Adjust portion sizes to suit the age of your child. A few pieces, a child-size handful or half a sandwich can be enough food for very young children. It is the variety of foods included that is important, more than quantity of each item.
Ham (or turkey) and cheese roll ups, mixed berries (in season), yogurt (squeezable or cup), edamame, shelled peanuts, almonds, cashews or mixed nuts, hard-boiled egg, carrot sticks with ranch dip and chocolate chip cookie.
Cold chicken-cheese quesadilla on corn tortillas, three-bean salad, hummus with pita chips, string cheese stick, cherry tomatoes, Clementine or Mandarin orange, sliced pears and animal “crackers.”
Smashed white bean and avocado sandwich on whole wheat bread, red and orange (no green) peppers cut into strips, cold roasted green beans, olive oil marinated mozzarella balls, sliced kiwi fruit, shelled peanuts, almonds, cashews, or mixed nuts, sliced apples with caramel dip.
Turkey, provolone cheese and corn kernels on a sun-dried tomato wrap, crunchy chickpeas and black beans, orange slices, green or red grapes, mild cheddar cheese cubes with whole grain crackers, baby carrots with ranch dip, banana and pudding cup.

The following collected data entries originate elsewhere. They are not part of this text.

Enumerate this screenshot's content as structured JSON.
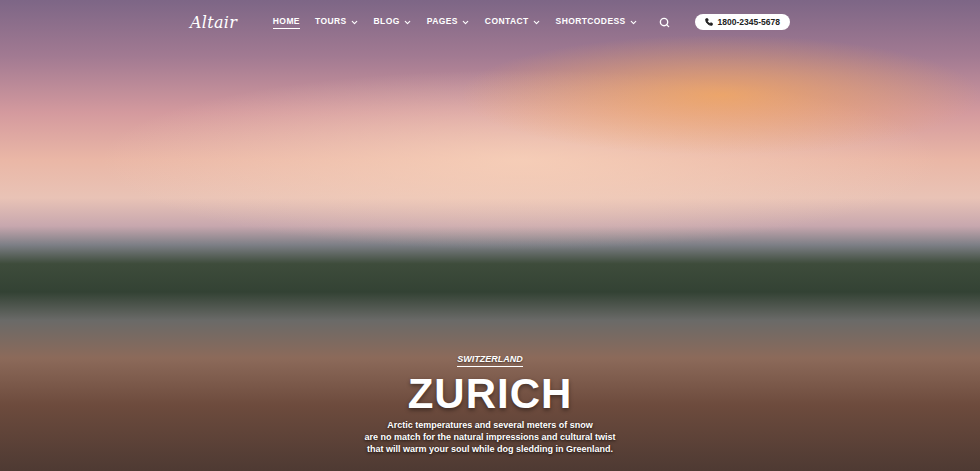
{
  "header": {
    "logo": "Altair",
    "nav": [
      {
        "label": "HOME",
        "selected": true,
        "dropdown": false
      },
      {
        "label": "TOURS",
        "selected": false,
        "dropdown": true
      },
      {
        "label": "BLOG",
        "selected": false,
        "dropdown": true
      },
      {
        "label": "PAGES",
        "selected": false,
        "dropdown": true
      },
      {
        "label": "CONTACT",
        "selected": false,
        "dropdown": true
      },
      {
        "label": "SHORTCODESS",
        "selected": false,
        "dropdown": true
      }
    ],
    "phone": "1800-2345-5678"
  },
  "hero": {
    "subtitle": "SWITZERLAND",
    "title": "ZURICH",
    "description": [
      "Arctic temperatures and several meters of snow",
      "are no match for the natural impressions and cultural twist",
      "that will warm your soul while dog sledding in Greenland."
    ]
  }
}
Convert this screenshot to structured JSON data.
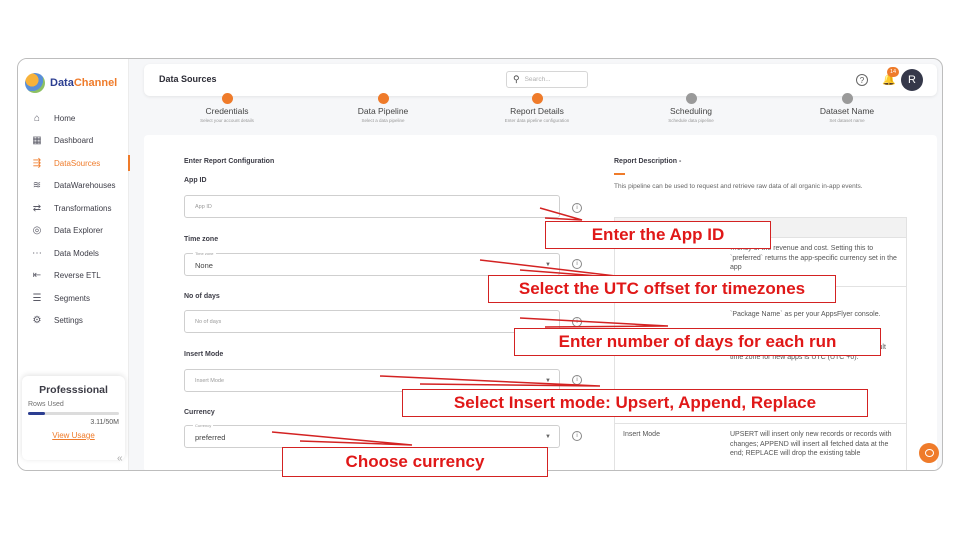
{
  "app": {
    "logo_data": "Data",
    "logo_channel": "Channel"
  },
  "sidebar": {
    "items": [
      {
        "label": "Home",
        "icon": "home-icon",
        "glyph": "⌂"
      },
      {
        "label": "Dashboard",
        "icon": "dashboard-icon",
        "glyph": "▦"
      },
      {
        "label": "DataSources",
        "icon": "datasources-icon",
        "glyph": "⇶"
      },
      {
        "label": "DataWarehouses",
        "icon": "database-icon",
        "glyph": "≋"
      },
      {
        "label": "Transformations",
        "icon": "transform-icon",
        "glyph": "⇄"
      },
      {
        "label": "Data Explorer",
        "icon": "explorer-icon",
        "glyph": "◎"
      },
      {
        "label": "Data Models",
        "icon": "models-icon",
        "glyph": "⋯"
      },
      {
        "label": "Reverse ETL",
        "icon": "reverse-etl-icon",
        "glyph": "⇤"
      },
      {
        "label": "Segments",
        "icon": "segments-icon",
        "glyph": "☰"
      },
      {
        "label": "Settings",
        "icon": "gear-icon",
        "glyph": "⚙"
      }
    ],
    "active_index": 2,
    "plan": {
      "title": "Professsional",
      "rows_label": "Rows Used",
      "usage": "3.11/50M",
      "usage_fraction": 0.0622,
      "link": "View Usage"
    },
    "collapse_glyph": "«"
  },
  "header": {
    "title": "Data Sources",
    "search_placeholder": "Search...",
    "help_glyph": "?",
    "notification_count": "14",
    "avatar_initial": "R"
  },
  "stepper": [
    {
      "name": "Credentials",
      "desc": "Select your account details",
      "done": true
    },
    {
      "name": "Data Pipeline",
      "desc": "Select a data pipeline",
      "done": true
    },
    {
      "name": "Report Details",
      "desc": "Enter data pipeline configuration",
      "done": true
    },
    {
      "name": "Scheduling",
      "desc": "Schedule data pipeline",
      "done": false
    },
    {
      "name": "Dataset Name",
      "desc": "Set dataset name",
      "done": false
    }
  ],
  "form": {
    "section_title": "Enter Report Configuration",
    "app_id": {
      "label": "App ID",
      "placeholder": "App ID"
    },
    "time_zone": {
      "label": "Time zone",
      "floating": "Time zone",
      "value": "None"
    },
    "days": {
      "label": "No of days",
      "placeholder": "No of days"
    },
    "insert_mode": {
      "label": "Insert Mode",
      "placeholder": "Insert Mode"
    },
    "currency": {
      "label": "Currency",
      "floating": "Currency",
      "value": "preferred"
    },
    "info_glyph": "i",
    "caret_glyph": "▼"
  },
  "description": {
    "title": "Report Description -",
    "text": "This pipeline can be used to request and retrieve raw data of all organic in-app events.",
    "table_header_right": "ription",
    "rows": [
      {
        "left": "",
        "right": "…ency of the revenue and cost. Setting this to `preferred` returns the app-specific currency set in the app"
      },
      {
        "left": "",
        "right": "`Package Name` as per your AppsFlyer console."
      },
      {
        "left": "",
        "right": "…used aligned to a custom time zone. The default time zone for new apps is UTC (UTC +0)."
      },
      {
        "left": "Insert Mode",
        "right": "UPSERT will insert only new records or records with changes; APPEND will insert all fetched data at the end; REPLACE will drop the existing table"
      }
    ]
  },
  "annotations": [
    "Enter the App ID",
    "Select the UTC offset for timezones",
    "Enter number of days for each run",
    "Select Insert mode: Upsert, Append, Replace",
    "Choose currency"
  ],
  "colors": {
    "accent": "#ef7b2a",
    "brand": "#2c3e91",
    "annotation": "#e01818"
  }
}
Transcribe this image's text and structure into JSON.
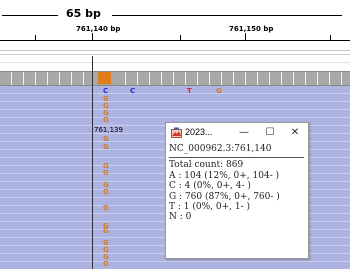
{
  "ruler": {
    "span_label": "65 bp",
    "tick_labels": [
      "761,140 bp",
      "761,150 bp"
    ]
  },
  "reads": {
    "consensus_bases": [
      {
        "base": "C",
        "color": "blue"
      },
      {
        "base": "C",
        "color": "blue"
      },
      {
        "base": "T",
        "color": "red"
      },
      {
        "base": "G",
        "color": "orange"
      }
    ],
    "position_label": "761,139",
    "column_bases": [
      "G",
      "G",
      "G",
      "G",
      "G",
      "G",
      "G",
      "G",
      "G",
      "G",
      "G",
      "G",
      "G",
      "G",
      "G",
      "G",
      "G"
    ]
  },
  "popup": {
    "title": "2023...",
    "minimize_glyph": "—",
    "maximize_glyph": "☐",
    "close_glyph": "✕",
    "locus": "NC_000962.3:761,140",
    "lines": [
      "Total count: 869",
      "A : 104 (12%, 0+, 104- )",
      "C : 4 (0%, 0+, 4- )",
      "G : 760 (87%, 0+, 760- )",
      "T : 1 (0%, 0+, 1- )",
      "N : 0"
    ]
  },
  "colors": {
    "read_fill": "#adb3e0",
    "coverage_gray": "#a8a8a8",
    "coverage_highlight": "#e07e1a",
    "base_c": "#1a2fd1",
    "base_t": "#e8202a",
    "base_g": "#d97918"
  }
}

To make crunchy chickpeas and black beans. Preheat oven to 400F. Spread chickpeas on one baking sheet and black beans on a second sheet. Lightly sprinkle with sea salt. Bake 25-30 minutes. Remove black beans and bake chickpeas an additional 15-20 minutes. Cool the beans and combine them for serving.
Selection of pinwheel roll up sandwiches: 1 turkey and cheese on wheat bread, 1 spinach and cream cheese on a flour tortilla, 1 hummus, cucumber and avocado on a spinach wrap, celery sticks with ranch dip (or peanut butter if the school allows it), blueberries, sliced jicama, baked sweet potato sticks, yogurt (squeezable or cup), fresh mango or papaya slices and granola bar.
You can experiment with different flavors, try exotic foods that your child’s friends might have in their lunches and encourage your child to assist in the lunch preparation process.